The manufacturing, energy and retail sectors in particular represent “high stakes environments where successful attacks could yield substantial returns for cybercriminals,” Zscaler said in its report.
Analyzing the spikes in energy and healthcare, Zscaler observed that “the interconnectedness of these sectors, coupled with their vital role in daily life and national security, makes them prime targets for sophisticated cyber campaigns designed to maximize impact and financial gain.”
In addition to analyzing threats on its customers’ mobile phones, Zscaler collected data from customers’ internet of things devices between June 2024 and May 2025. Manufacturing, finance, healthcare and education topped the list of sectors with the most IoT devices, suggesting massive attack surfaces ripe for intrusions.
The manufacturing sector is “uniquely vulnerable” to attacks on IoT devices, Zscaler said, because many of them interconnect with operational technology, creating some of the most serious and widespread disruption risks facing any sector. Attackers are also motivated to target manufacturers, researchers wrote, because of their “critical role within global supply chains” and the potential for downtime to “disrupt entire economies.”
The energy sector has become another top target for IoT malware. Zscaler charted a 459% year-over-year increase in the amount of activity targeting electric utilities, oil and gas firms and other members of the sector.

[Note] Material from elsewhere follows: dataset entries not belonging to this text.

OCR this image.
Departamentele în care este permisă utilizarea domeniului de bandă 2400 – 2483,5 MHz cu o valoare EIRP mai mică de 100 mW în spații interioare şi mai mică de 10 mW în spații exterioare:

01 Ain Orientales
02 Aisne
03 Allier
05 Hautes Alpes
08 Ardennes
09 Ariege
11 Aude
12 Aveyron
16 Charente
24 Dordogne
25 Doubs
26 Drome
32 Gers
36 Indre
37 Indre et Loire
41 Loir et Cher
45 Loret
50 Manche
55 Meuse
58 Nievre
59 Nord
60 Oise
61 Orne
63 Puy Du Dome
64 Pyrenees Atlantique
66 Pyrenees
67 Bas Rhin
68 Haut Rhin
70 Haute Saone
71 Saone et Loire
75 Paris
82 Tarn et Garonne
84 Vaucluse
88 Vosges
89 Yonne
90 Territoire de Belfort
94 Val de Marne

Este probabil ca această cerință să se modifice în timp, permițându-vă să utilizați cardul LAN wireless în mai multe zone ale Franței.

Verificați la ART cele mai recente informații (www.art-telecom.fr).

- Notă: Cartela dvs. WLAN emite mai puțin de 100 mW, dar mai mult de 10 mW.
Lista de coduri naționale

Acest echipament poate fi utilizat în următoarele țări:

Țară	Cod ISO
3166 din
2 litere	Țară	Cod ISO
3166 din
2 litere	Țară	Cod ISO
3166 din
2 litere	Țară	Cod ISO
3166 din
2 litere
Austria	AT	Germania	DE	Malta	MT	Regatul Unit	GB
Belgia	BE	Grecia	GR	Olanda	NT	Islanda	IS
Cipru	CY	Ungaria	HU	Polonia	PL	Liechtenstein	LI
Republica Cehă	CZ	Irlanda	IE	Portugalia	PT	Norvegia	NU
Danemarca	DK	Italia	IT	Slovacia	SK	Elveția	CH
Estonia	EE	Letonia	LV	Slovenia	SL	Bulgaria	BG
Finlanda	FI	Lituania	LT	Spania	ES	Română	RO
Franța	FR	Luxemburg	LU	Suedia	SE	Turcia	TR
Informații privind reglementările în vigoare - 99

The proliferation of digitized industrial equipment and automated monitoring technology may be making companies more efficient, Zscaler said, but it has also “exposed vital infrastructure to attackers.”

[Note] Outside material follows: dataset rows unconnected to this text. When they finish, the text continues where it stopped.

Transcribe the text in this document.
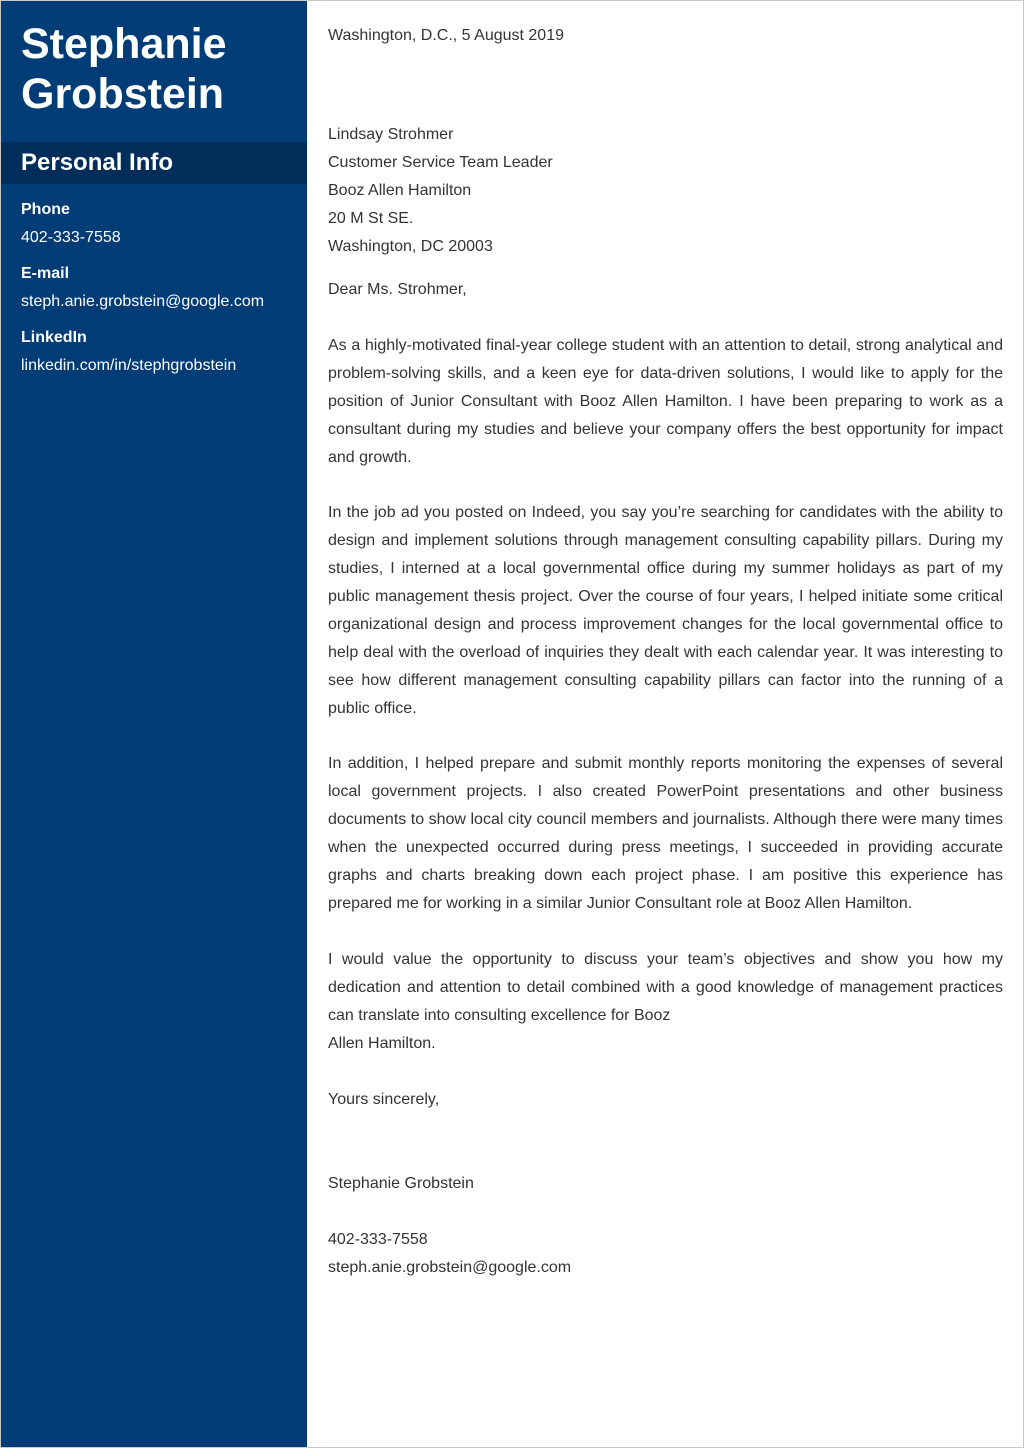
Stephanie
Grobstein
Personal Info
Phone
402-333-7558
E-mail
steph.anie.grobstein@google.com
LinkedIn
linkedin.com/in/stephgrobstein
Washington, D.C., 5 August 2019
Lindsay Strohmer
Customer Service Team Leader
Booz Allen Hamilton
20 M St SE.
Washington, DC 20003
Dear Ms. Strohmer,

As a highly-motivated final-year college student with an attention to detail, strong analytical and problem-solving skills, and a keen eye for data-driven solutions, I would like to apply for the position of Junior Consultant with Booz Allen Hamilton. I have been preparing to work as a consultant during my studies and believe your company offers the best opportunity for impact and growth.

In the job ad you posted on Indeed, you say you’re searching for candidates with the ability to design and implement solutions through management consulting capability pillars. During my studies, I interned at a local governmental office during my summer holidays as part of my public management thesis project. Over the course of four years, I helped initiate some critical organizational design and process improvement changes for the local governmental office to help deal with the overload of inquiries they dealt with each calendar year. It was interesting to see how different management consulting capability pillars can factor into the running of a public office.

In addition, I helped prepare and submit monthly reports monitoring the expenses of several local government projects. I also created PowerPoint presentations and other business documents to show local city council members and journalists. Although there were many times when the unexpected occurred during press meetings, I succeeded in providing accurate graphs and charts breaking down each project phase. I am positive this experience has prepared me for working in a similar Junior Consultant role at Booz Allen Hamilton.

I would value the opportunity to discuss your team’s objectives and show you how my dedication and attention to detail combined with a good knowledge of management practices can translate into consulting excellence for Booz

Allen Hamilton.
Yours sincerely,
Stephanie Grobstein
402-333-7558
steph.anie.grobstein@google.com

Meanwhile, IoT malware activity targeting schools skyrocketed by 861% year over year, Zscaler said, a trend that the company attributed to classrooms’ accelerating embrace of smart devices. “With typically limited budgets for cybersecurity and expansive networks of devices,” Zscaler said, “educational institutions face challenges in securing their increasingly interconnected infrastructure, making them prime targets for exploitation.”
Other sectors that experienced significant year-over-year increases in IoT malware activity included transportation (382%), government (370%), and construction (410%).
The United States experienced 54% of the IoT attacks that Zscaler observed, with Hong Kong (15%) and Germany (7%) ranking second and third.
To defend against attacks on IoT devices, companies should rigorously monitor remote access platforms, maintain accurate asset inventories and segment their networks, Zscaler said. For mobile security, organizations should monitor user activity for suspicious behavior and enforce the same access restrictions as they do on computers.